Sampling error is an unavoidable consequence of employing samples to analyze a larger group. Obtaining data from them is a process that is limited and incomplete by its very nature. But because it is so often necessary given the limited availability of resources, economic analysts employ methods that can reduce sampling error to statistically negligible levels. While representative sampling is one of the most effective methods used to reduce error, it is often not enough to do so sufficiently its own.
One strategy used in combination with representative sampling is making sure that the sample is big enough to optimally reduce error. And while, in general, the larger the subgroup, the more likely that error is reduced, at a certain point, the reduction becomes so minimal that it does not justify the additional expense necessary to make the sample larger.

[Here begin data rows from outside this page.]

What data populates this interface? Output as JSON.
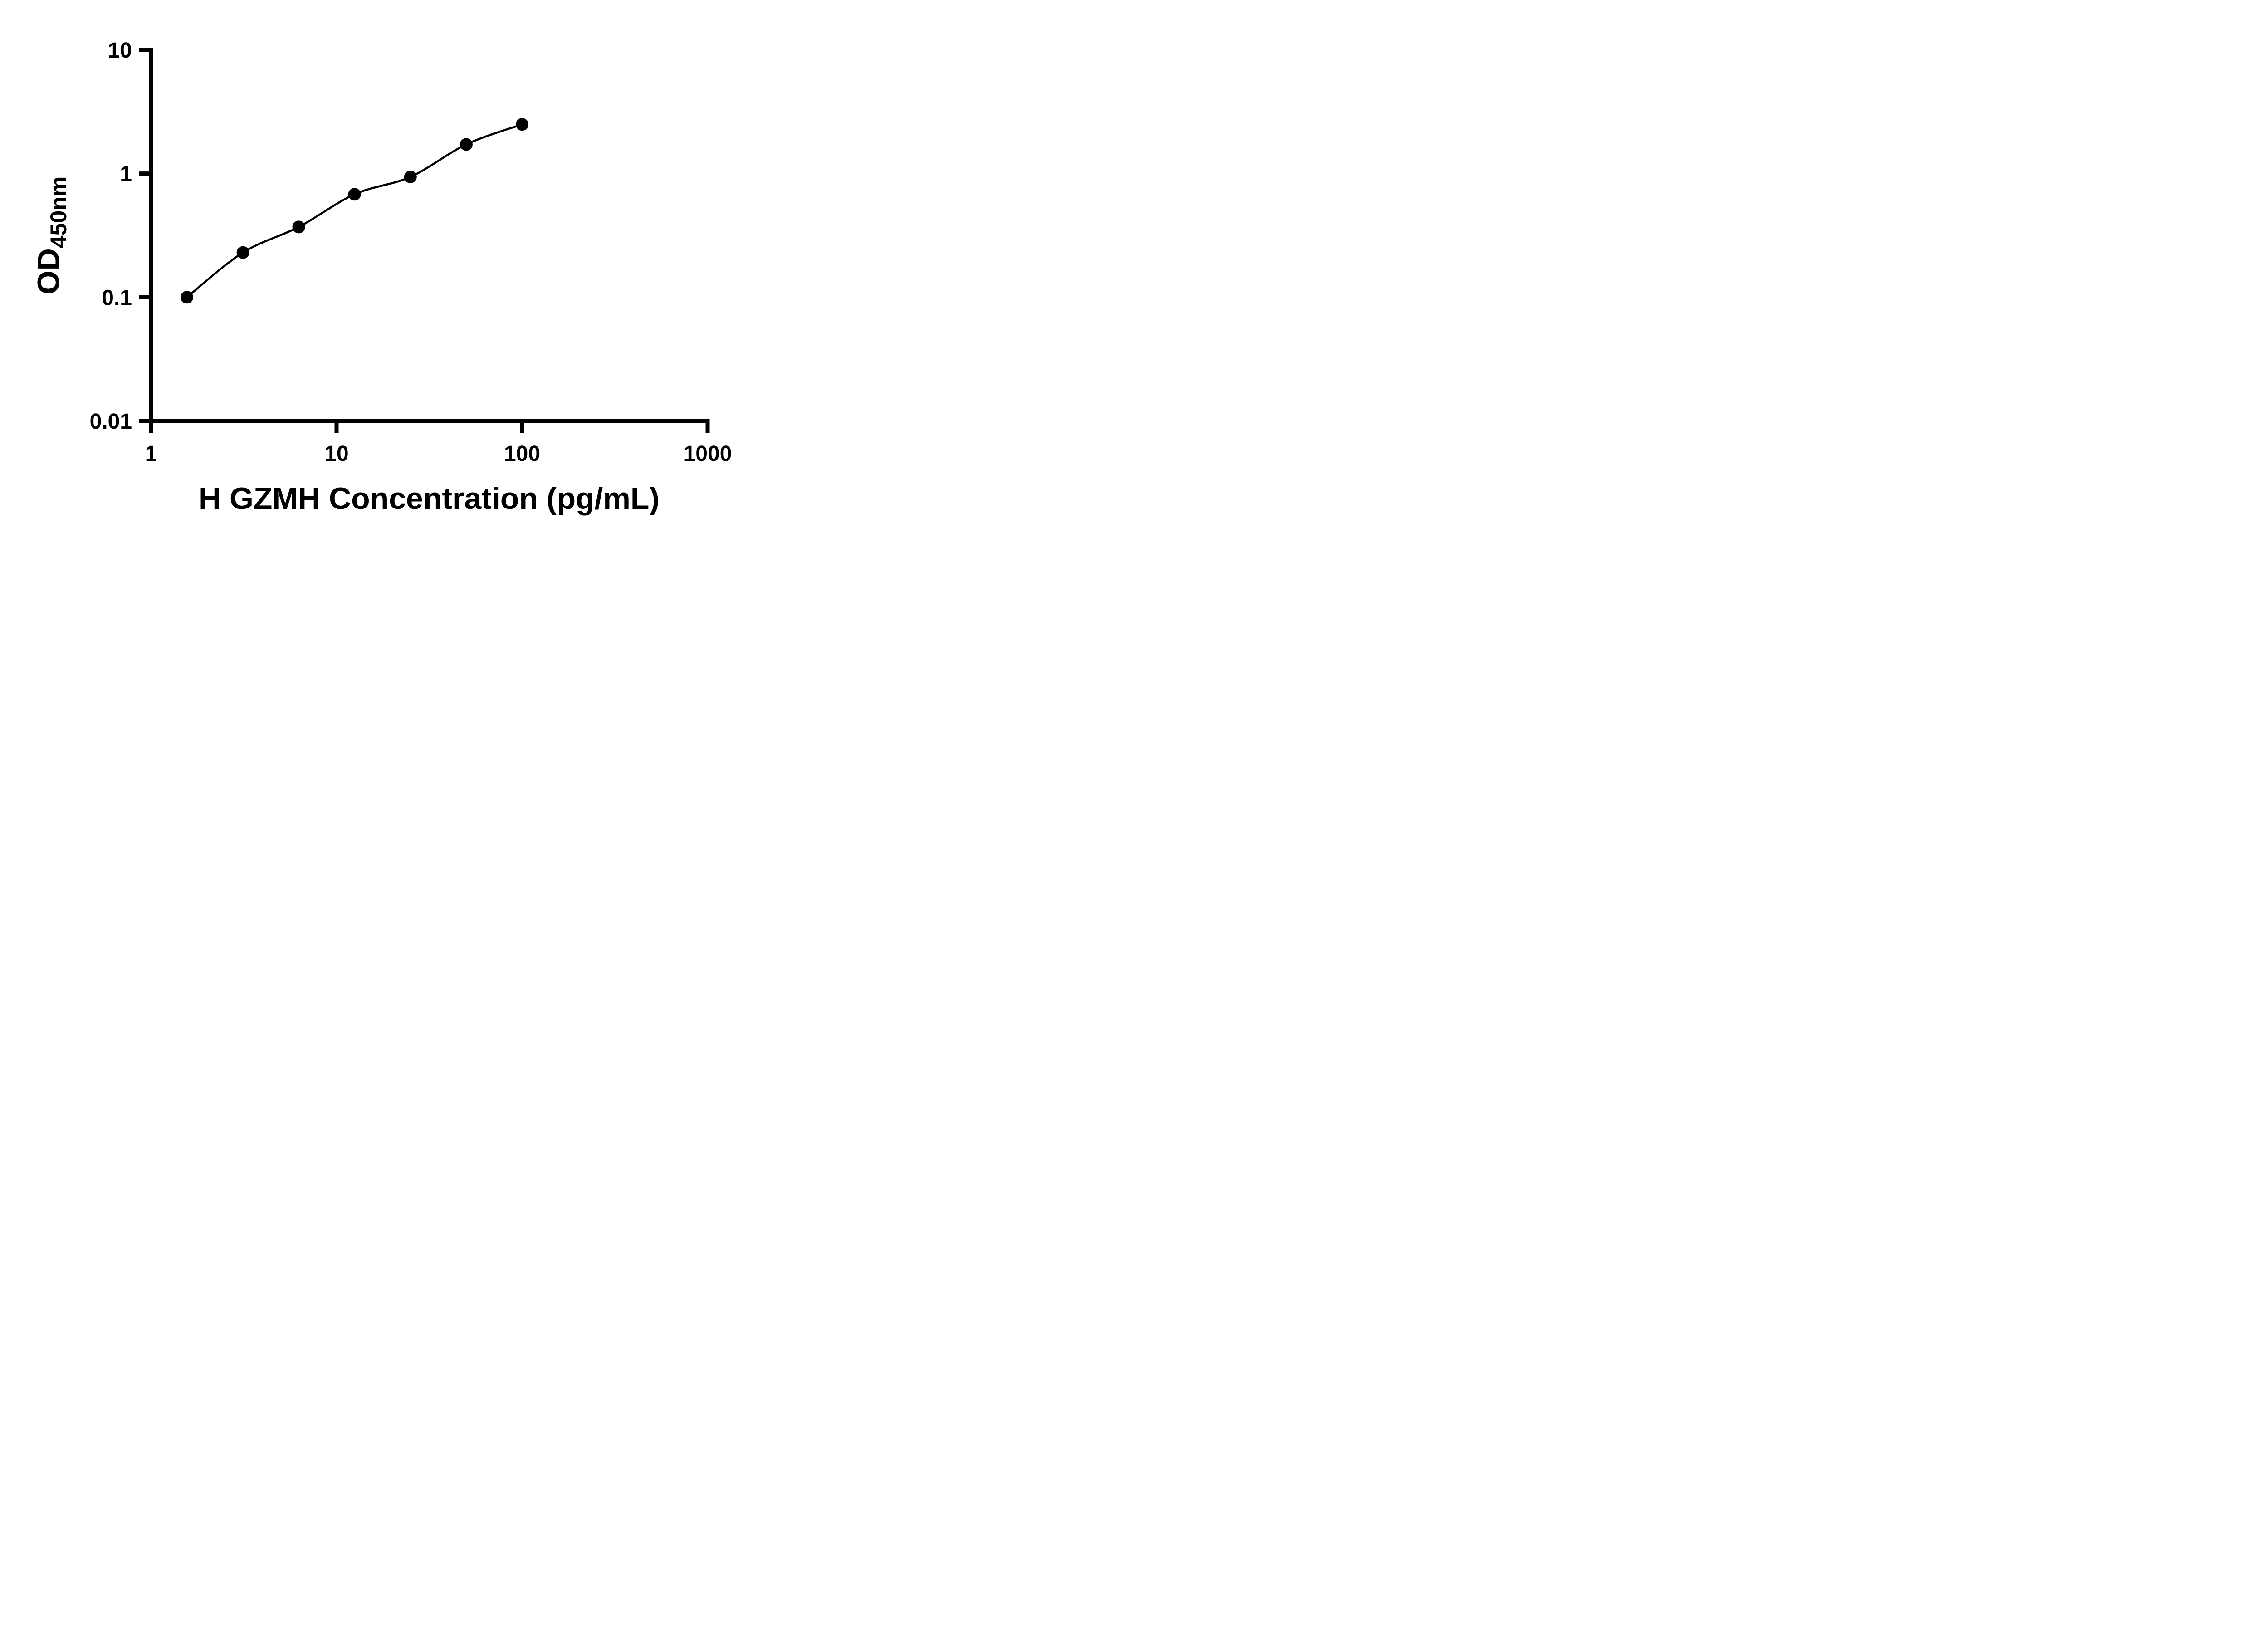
{
  "figure": {
    "background_color": "#ffffff"
  },
  "chart_data": {
    "type": "scatter",
    "title": "",
    "x": [
      1.56,
      3.13,
      6.25,
      12.5,
      25,
      50,
      100
    ],
    "y": [
      0.1,
      0.23,
      0.37,
      0.68,
      0.94,
      1.72,
      2.5
    ],
    "xlabel": "H GZMH Concentration (pg/mL)",
    "ylabel": "OD450nm",
    "ylabel_main": "OD",
    "ylabel_sub": "450nm",
    "xscale": "log",
    "yscale": "log",
    "xlim": [
      1,
      1000
    ],
    "ylim": [
      0.01,
      10
    ],
    "x_ticks": [
      "1",
      "10",
      "100",
      "1000"
    ],
    "y_ticks": [
      "10",
      "1",
      "0.1",
      "0.01"
    ],
    "grid": "off",
    "legend": "none",
    "trendline": "smooth fit curve through points",
    "axis_color": "#000000",
    "line_color": "#000000",
    "marker_color": "#000000"
  }
}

Just as the use of a technically representative but tiny sample is not enough to reduce sampling error on its own, simply choosing a large group without taking representation into account may lead to even more flawed results than using the small representative sample. Returning to the example above, a group of 600 males is statistically useless on its own when analyzing gender differences in buying trends.
Surprisingly, the sampling fraction has very little to do with the error of the results when random sampling is used. The main determinant of error is the absolute sample size, not the sample size relative to the population size.